Теперь, когда он был загнан в угол крайним сроком, и наступило время «Игрока»: «Я хочу сделать небывалую и эксцентрическую вещь: написать в 4 месяца 30 печатных листов, в двух разных романах, из которых один буду писать утром, а другой вечером и кончить к сроку».

В июле, за три месяца до срока, Достоевский озаботился планом. («Составил план — весьма удовлетворительного романчика, так что будут даже признаки характеров. Стелловский беспокоит меня до мучения, даже вижу во сне».) За месяц, по совету Милюкова (предлагавшего писать роман при участии нескольких авторов[43]), согласился прибегнуть к помощи стенографа. За 28 дней в квартире Достоевского появилась стенографка-дебютантка Анна Сниткина.

Итогом четырехнедельной срочной работы и стала та эксцентрическая вещь, которую задумал Ф. М., ища выход из западни. «Знаете ли, добрая моя Анна Васильевна, — писал он в июне 1866-го Корвин-Круковской, — что до сих пор мне вот этакие эксцентрические и чрезвычайные вещи даже нравятся.
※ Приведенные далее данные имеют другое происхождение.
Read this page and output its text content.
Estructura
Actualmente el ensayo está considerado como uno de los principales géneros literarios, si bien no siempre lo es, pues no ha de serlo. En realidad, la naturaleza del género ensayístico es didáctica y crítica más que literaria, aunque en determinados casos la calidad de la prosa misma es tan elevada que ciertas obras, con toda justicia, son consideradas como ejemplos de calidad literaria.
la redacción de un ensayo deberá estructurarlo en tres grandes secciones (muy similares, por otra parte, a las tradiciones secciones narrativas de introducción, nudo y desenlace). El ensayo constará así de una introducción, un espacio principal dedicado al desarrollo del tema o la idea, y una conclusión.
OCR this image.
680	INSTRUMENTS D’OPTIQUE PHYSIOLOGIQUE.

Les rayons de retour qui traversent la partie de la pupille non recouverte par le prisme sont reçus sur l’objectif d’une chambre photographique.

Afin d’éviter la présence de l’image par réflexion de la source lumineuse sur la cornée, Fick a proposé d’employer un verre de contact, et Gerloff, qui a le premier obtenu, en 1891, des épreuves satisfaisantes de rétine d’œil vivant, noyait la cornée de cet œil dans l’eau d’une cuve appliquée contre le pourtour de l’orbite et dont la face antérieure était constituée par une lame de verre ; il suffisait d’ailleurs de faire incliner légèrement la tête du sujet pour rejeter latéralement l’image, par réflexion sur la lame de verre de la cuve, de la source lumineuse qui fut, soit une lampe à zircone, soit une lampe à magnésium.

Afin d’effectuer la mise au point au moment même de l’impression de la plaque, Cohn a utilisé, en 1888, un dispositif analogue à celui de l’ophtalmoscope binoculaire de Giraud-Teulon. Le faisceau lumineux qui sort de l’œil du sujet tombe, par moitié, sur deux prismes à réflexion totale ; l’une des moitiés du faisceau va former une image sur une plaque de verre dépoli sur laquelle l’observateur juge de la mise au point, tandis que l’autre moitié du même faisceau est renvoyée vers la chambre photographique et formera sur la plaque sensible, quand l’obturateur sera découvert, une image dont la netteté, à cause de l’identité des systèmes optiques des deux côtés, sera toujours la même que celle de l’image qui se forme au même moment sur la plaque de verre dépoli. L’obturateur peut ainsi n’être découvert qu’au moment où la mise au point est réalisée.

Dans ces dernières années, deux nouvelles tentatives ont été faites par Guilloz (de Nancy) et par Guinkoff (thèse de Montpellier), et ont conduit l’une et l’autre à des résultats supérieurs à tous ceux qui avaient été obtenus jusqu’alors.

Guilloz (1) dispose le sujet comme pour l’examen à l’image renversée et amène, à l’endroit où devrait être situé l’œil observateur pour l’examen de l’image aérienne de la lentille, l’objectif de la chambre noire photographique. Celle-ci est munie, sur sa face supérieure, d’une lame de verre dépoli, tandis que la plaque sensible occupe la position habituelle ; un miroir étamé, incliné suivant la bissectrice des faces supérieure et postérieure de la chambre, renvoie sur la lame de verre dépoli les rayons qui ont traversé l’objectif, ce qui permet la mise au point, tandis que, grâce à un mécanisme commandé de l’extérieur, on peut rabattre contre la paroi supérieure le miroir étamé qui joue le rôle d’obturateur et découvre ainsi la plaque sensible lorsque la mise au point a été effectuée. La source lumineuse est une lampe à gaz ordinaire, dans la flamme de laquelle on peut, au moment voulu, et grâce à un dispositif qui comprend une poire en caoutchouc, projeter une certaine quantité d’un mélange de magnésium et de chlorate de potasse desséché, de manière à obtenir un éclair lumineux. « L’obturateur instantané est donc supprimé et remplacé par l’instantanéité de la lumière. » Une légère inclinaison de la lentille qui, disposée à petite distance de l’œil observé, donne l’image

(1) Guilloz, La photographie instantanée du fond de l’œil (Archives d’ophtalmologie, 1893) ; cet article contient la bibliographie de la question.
Не гожусь я в разряд солидно живущих людей. Простите, похвастался! Но что ж мне и осталось более, как не похвастаться; остальное-то ведь уж очень не завлекательно. Но какова же литература-то? Я убежден, что ни единый из литераторов наших, бывших и живущих, не писал под такими условиями, под которыми я постоянно пишу, Тургенев умер бы от одной мысли».

Диктовки начались. В почти безнадежной ситуации писатель внезапно обретает верного и добросовестного сотрудника. Качество и эффективность необычной профессиональной помощи заставляют его быстро втянуться в дело. Вскоре он уже не сочиняет «изустно», а работает ночью; утром диктует по рукописи. Помощница проникается сочувствием и готовностью к солидарным действиям, ибо она — соучастник творческого процесса. Чувство взаимной симпатии возникает в ходе совместного труда. Писатель (тем летом он был как-то особенно влюбчив) смог завоевать сердце юной помощницы, показав, на какие блестящие импровизации способно его воображение. Вдохновенные фантазии сочинителя о страстной любви к одной женщине разворачиваются перед глазами другой, которая обязана превращать диктовки в текст; и вот уже среди персонажей романа у нее появляются любимцы и недруги. «Мои симпатии заслужила бабушка, проигравшая состояние, и мистер Астлей, а презрение — Полина и сам герой романа, которому я не могла простить его малодушия и страсти к игре. Федор Михайлович был вполне на стороне “игрока” и говорил, что многое из его чувств и впечатлений испытал сам на себе. Уверял, что можно обладать сильным характером, доказать это своею жизнью и тем не менее не иметь сил побороть в себе страсть к игре на рулетке».

Анна приходила ежедневно около полудня, и они работали два-три часа: сначала Ф. М. прочитывал то, что надиктовал накануне, а она переписала набело, потом диктовал дальше. С каждым днем стопка листков росла, и с каждым днем писатель относился к своей помощнице сердечнее и добрее: запомнил, наконец, и уже не переспрашивал ее имя, называл «голубчиком» и «милочкой». Освоилась и помощница: перестала бояться «знаменитости», общалась с ним непринужденно, а он охотно посвящал ее в подробности своего прошлого и мечтал вслух о счастливой жизни — с доброй женой, которая будет его жалеть и любить.

Заканчивая работу, оба — и писатель, и стенографистка — чувствовали, что привязались друг к другу. За недели совместной работы прежние интересы Анны отошли на второй план. Она сравнивала Ф. М. со знакомыми молодыми людьми — их разговоры и они сами казались ей теперь ничтожными. «С грустью видела я, что работа близится к концу и наше знакомство должно прекратиться. Как же я была удивлена и обрадована, когда Федор Михайлович высказал ту же беспокоившую меня мысль. “Знаете, Анна Григорьевна, о чем я думаю? Вот мы с вами так сошлись, так дружелюбно каждый день встречаемся, так привыкли оживленно разговаривать; неужели же теперь с написанием романа все это кончится? Право, это жаль! Мне вас очень будет недоставать. Где же я вас увижу?”».